Your Very Own Ghost Knocking at the Door: On Mat Gould's A Blackbird Sings the Blues With Laughter

A Blackbird Sings the Blues With Laughter is a book of poem that suits the mantra. Where is the end to all of this? Whatever this may be, there is no end, it is just the daily deluge of reality . . . simple, suggestive, poignant, natural, and at times plain fucking funny and yet full of gospel sensibility. 

A Blackbird Sings the Blues With Laughter is a book of poem that suits the mantra. Where is the end to all of this? Whatever this may be, there is no end, it is just the daily deluge of reality . . . simple, suggestive, poignant, natural, and at times plain fucking funny and yet full of gospel sensibility. I don’t want to throw names at it, Gould may borrow, mimic, denounce, or battle but all that matters is that he writes and owns these poems.

This collection of poetry will put you in the place, push the dust and grit up your nostrils to the point where you’ll have to blow it out at seasons end. You’ll feel your own meditations in these lines, you’ll recognize your own ideals, your own cures, your own perversions, and the inevitability of what may be your very own ghost knocking at the door or be it window.

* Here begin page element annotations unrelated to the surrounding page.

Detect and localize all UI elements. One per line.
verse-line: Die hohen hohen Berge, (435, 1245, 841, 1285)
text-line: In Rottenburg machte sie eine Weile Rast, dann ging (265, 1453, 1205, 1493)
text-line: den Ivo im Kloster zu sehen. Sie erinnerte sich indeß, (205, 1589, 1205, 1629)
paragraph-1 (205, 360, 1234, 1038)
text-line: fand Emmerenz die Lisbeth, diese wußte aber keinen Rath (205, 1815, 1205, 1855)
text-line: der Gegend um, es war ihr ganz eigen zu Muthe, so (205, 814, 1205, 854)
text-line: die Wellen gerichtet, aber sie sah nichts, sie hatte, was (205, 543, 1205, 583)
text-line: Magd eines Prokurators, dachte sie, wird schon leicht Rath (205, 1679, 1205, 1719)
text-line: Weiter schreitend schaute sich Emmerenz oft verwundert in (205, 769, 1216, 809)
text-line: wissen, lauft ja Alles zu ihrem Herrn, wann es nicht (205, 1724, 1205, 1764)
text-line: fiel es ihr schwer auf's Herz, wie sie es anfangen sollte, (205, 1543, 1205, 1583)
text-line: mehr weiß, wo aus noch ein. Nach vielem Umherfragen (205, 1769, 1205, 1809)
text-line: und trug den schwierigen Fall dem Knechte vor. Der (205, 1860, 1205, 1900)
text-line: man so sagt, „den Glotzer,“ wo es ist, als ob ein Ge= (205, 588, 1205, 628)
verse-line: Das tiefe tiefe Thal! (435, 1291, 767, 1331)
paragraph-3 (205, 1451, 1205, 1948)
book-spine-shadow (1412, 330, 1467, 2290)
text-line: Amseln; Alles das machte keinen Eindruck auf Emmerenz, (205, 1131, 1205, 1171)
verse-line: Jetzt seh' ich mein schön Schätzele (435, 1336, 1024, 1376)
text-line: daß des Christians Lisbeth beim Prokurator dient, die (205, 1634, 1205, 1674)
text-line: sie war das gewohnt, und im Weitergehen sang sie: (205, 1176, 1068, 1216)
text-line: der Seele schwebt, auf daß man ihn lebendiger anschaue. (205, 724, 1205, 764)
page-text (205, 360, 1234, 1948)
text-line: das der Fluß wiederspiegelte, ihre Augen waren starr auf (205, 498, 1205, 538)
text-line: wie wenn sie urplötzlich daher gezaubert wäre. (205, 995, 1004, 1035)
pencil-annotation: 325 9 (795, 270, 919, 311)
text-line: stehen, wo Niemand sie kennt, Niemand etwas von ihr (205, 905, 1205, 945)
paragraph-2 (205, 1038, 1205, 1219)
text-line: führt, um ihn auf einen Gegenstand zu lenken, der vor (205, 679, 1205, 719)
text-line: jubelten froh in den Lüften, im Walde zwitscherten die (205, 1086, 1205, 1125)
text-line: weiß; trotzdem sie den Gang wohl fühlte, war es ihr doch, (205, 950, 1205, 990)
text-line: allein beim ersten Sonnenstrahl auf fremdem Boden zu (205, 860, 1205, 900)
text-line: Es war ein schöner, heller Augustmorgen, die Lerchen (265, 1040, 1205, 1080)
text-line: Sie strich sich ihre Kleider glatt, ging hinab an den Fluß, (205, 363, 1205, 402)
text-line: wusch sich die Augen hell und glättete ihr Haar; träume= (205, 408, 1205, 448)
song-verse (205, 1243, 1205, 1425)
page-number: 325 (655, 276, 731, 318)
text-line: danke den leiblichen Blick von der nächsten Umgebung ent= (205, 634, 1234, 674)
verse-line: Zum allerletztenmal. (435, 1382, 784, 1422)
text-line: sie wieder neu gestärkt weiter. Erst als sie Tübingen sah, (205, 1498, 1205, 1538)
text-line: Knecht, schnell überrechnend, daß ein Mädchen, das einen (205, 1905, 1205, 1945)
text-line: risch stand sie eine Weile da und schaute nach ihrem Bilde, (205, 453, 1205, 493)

Gould puts us in his vision, keeps us in his flagrantly pounding heart, shows us the view from his porch and pronounces to us in many forms that if we must do anything than we must do what it takes to survive this barrage of existence and what that takes, is everything. Sometimes he tells us in those exact words and in other words with other ways he tells by strapping on the loincloth and taking us out into if not beyond the wilderness to hunt jackal, to seek jackalope, and begs us to not forget the myth nor dismiss reality . . . the very reality in which all of these poems enrich.

Gould should be read in sacred places. Gould should read when you are half buried by burden. Gould should be read when you are in no need of options. Gould should be read when you are imbibing. Gould should be read when lackluster and clutter will not do. Gould should be read, and you might as well start with A Blackbird Sings the Blues With Laughter.